Augmenter légèrement le ratio de sucre adoucit aussi la perception de l’amertume sans la supprimer chimiquement. À l’inverse, si vous trouvez votre marmelade trop amère après cuisson, rien ne rattrapera le tir. Mieux vaut tester l’intensité de vos bigarades avant de lancer la production complète. Comme pour la confiture de nèfles, c’est la qualité du fruit de départ qui détermine 80 % du résultat final.
Conseils pour réussir la prise et la conservation de votre marmelade

Les pépins sont votre source de pectine naturelle. Comptez au minimum 20 à 30 pépins dans votre préparation pour garantir une bonne prise. Nouez-les dans une petite mousseline que vous plongerez dans la bassine pendant toute la cuisson, puis retirerez avant la mise en pot.
Le test de la soucoupe reste la méthode la plus fiable. Déposez une cuillère de marmelade sur une assiette refroidie au congélateur 5 minutes. Si elle se fige en moins d’une minute et plisse légèrement sous votre doigt, la prise est bonne. Si elle coule, prolongez la cuisson de 5 minutes et retestez.

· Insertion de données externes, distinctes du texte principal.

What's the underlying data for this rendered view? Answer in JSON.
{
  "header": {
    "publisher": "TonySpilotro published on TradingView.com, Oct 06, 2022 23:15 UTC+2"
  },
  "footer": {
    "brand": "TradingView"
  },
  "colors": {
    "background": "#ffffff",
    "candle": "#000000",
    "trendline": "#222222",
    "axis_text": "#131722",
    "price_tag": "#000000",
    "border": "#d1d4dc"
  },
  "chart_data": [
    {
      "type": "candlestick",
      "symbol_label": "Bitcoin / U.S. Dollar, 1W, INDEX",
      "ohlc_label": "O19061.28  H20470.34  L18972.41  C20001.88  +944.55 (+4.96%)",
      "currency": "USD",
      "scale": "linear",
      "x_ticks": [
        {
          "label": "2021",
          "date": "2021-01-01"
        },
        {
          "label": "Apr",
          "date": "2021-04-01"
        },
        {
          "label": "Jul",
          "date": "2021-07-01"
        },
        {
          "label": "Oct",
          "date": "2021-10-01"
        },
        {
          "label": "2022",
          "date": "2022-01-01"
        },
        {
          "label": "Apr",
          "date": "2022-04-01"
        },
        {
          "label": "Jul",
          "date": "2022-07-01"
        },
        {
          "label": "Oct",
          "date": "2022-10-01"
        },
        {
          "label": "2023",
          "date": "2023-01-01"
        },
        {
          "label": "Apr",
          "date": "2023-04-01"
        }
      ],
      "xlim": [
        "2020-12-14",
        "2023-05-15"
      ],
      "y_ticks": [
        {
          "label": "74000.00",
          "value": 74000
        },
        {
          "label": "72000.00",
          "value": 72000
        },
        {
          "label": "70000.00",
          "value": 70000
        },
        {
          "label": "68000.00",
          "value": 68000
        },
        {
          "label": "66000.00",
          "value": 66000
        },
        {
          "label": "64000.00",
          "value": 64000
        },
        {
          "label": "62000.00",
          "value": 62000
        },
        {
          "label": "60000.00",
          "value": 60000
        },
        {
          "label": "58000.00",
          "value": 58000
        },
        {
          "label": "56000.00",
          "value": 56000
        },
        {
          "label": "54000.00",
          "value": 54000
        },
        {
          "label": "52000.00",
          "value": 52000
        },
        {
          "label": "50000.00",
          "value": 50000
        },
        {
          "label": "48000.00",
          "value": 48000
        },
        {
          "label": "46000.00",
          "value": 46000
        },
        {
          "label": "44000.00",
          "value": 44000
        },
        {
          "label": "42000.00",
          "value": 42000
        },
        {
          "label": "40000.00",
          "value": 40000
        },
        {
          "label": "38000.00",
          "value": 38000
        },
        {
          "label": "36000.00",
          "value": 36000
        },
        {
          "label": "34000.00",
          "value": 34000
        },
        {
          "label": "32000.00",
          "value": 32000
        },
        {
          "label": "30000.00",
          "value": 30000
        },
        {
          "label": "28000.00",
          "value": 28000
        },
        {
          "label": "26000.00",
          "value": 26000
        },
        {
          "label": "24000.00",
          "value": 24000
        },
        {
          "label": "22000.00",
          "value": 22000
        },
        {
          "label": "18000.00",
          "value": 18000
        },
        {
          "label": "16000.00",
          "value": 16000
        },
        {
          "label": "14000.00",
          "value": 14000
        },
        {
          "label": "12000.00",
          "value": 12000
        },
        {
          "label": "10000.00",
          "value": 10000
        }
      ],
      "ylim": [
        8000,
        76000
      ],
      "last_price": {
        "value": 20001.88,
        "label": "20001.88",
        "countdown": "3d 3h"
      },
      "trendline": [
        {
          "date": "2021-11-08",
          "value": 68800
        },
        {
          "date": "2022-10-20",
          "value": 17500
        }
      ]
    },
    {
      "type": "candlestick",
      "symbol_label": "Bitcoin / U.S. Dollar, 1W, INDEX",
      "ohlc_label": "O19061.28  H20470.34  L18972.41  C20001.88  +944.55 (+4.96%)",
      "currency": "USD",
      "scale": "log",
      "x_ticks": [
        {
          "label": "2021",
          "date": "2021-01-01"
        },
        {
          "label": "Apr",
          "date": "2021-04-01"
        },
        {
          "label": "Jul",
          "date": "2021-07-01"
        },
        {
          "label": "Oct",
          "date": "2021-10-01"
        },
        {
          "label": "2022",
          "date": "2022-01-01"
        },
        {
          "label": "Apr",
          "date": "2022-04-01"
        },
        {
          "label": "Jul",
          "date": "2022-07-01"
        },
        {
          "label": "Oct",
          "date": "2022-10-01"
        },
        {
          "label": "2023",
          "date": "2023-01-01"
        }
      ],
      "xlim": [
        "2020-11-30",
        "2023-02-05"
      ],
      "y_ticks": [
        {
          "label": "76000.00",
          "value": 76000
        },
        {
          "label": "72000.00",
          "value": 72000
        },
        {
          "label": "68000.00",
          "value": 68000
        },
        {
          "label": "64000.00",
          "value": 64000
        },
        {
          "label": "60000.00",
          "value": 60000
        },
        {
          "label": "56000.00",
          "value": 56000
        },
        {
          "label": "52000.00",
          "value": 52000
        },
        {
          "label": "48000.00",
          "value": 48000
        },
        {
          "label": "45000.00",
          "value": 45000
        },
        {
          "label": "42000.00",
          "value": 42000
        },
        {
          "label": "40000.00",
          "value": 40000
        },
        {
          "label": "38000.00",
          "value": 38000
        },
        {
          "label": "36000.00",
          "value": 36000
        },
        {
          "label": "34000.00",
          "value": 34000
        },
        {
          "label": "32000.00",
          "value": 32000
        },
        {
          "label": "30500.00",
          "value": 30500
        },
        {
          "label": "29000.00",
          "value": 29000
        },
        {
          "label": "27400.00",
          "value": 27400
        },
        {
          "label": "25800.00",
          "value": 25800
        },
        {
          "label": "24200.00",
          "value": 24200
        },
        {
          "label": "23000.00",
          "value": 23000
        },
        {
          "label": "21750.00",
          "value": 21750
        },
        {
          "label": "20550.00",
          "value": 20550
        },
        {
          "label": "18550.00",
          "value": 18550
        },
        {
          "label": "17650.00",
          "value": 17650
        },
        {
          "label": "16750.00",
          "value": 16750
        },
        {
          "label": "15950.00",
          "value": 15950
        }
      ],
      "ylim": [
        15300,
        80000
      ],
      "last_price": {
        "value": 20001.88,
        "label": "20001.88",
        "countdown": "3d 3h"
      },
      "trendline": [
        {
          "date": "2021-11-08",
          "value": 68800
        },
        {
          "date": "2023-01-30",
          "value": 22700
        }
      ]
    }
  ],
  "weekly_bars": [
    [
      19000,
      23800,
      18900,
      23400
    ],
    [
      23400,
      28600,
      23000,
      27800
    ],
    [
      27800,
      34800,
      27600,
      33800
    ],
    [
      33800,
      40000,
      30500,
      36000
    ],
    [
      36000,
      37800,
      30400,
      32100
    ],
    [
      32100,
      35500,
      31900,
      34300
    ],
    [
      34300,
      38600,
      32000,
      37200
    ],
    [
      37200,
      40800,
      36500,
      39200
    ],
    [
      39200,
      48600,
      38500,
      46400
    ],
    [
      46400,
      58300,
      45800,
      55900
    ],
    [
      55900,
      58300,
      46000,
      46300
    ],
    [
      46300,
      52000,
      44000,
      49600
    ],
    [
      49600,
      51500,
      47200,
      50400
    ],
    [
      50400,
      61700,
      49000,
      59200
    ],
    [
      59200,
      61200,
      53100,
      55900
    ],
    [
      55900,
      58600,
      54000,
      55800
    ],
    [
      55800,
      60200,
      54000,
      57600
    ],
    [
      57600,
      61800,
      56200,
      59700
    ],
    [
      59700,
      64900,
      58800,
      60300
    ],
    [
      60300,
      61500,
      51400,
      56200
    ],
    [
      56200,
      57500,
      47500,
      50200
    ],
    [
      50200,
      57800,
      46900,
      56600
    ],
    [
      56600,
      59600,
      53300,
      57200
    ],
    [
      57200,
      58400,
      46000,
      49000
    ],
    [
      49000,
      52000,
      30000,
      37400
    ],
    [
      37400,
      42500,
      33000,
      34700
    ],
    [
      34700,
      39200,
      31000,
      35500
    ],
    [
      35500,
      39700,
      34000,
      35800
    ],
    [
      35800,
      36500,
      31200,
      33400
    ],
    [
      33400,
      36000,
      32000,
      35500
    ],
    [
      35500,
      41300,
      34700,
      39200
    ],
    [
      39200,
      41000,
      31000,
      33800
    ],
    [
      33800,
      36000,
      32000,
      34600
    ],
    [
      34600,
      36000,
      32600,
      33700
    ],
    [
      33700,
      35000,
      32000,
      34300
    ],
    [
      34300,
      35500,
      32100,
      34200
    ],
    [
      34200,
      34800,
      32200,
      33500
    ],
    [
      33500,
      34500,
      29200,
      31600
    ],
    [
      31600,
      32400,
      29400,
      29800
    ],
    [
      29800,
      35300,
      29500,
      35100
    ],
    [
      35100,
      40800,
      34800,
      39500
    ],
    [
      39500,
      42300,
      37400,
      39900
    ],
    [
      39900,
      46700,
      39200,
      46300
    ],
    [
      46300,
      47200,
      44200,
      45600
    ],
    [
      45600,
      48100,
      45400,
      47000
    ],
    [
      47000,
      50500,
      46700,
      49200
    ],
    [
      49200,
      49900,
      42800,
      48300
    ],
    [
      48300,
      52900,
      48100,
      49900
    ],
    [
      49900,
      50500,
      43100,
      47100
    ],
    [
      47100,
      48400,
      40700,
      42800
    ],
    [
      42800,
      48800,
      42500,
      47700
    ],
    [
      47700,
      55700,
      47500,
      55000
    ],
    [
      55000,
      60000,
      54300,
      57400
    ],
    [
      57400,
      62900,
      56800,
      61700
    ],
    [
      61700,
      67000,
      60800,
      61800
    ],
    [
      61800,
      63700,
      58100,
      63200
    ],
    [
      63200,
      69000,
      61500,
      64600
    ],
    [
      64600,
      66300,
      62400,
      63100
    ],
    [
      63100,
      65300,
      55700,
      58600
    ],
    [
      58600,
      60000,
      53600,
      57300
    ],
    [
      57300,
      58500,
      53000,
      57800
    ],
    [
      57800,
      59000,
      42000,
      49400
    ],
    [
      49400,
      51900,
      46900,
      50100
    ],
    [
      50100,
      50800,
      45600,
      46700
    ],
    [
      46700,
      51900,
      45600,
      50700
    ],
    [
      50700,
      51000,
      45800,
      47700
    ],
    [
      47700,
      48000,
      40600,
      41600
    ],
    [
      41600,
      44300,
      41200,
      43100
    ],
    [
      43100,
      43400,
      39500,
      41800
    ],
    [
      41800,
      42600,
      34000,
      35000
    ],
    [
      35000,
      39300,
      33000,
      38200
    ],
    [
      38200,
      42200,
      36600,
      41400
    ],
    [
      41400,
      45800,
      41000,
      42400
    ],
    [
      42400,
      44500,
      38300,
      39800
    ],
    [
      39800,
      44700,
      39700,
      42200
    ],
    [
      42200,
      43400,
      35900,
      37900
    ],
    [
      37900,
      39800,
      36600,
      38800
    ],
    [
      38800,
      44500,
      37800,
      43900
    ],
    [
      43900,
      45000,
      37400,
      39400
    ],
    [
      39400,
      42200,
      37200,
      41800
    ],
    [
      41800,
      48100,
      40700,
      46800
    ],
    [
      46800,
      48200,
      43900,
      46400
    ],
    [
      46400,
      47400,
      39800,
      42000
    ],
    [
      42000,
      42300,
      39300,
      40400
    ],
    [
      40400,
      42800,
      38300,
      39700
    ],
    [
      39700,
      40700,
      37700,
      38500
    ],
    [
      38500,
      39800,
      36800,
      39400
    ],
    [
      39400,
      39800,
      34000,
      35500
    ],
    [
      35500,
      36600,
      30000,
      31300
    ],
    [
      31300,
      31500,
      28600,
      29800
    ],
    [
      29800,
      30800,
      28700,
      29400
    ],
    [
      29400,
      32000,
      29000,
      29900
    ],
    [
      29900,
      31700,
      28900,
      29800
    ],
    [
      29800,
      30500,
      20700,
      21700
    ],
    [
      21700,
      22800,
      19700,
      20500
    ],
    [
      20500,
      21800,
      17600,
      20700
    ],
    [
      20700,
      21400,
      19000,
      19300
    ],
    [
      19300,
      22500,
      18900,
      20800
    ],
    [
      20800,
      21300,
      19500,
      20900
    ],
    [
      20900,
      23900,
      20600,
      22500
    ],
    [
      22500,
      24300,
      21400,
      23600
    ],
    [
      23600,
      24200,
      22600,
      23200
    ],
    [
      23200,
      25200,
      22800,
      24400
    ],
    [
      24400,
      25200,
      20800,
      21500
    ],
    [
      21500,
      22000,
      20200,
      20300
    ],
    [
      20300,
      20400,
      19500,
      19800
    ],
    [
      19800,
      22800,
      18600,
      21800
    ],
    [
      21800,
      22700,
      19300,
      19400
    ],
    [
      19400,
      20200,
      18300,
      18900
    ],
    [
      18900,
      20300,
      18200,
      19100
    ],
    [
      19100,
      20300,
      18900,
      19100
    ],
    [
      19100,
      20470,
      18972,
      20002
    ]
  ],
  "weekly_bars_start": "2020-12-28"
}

Pour la mise en pot, stérilisez vos bocaux au four à 100°C pendant 15 minutes. Versez la marmelade encore bouillante, fermez immédiatement et retournez les pots pendant 5 minutes. Cette technique crée le vide nécessaire à une conservation optimale de 12 à 18 mois dans un endroit sombre et frais. Une fois ouvert, gardez le pot au réfrigérateur et consommez dans le mois. La marmelade s’accompagne très bien d’un crumpet légèrement toasté, dont la texture alvéolée absorbe parfaitement le gel d’orange.
Une marmelade bien exécutée a cette transparence ambrée qui laisse voir les zestes en suspension – ni trop claire comme une gelée, ni opaque comme une confiture. C’est cet équilibre visuel, autant que gustatif, que visaient les Keiller en 1797. Trois siècles plus tard, le cahier des charges n’a pas changé d’une lanière.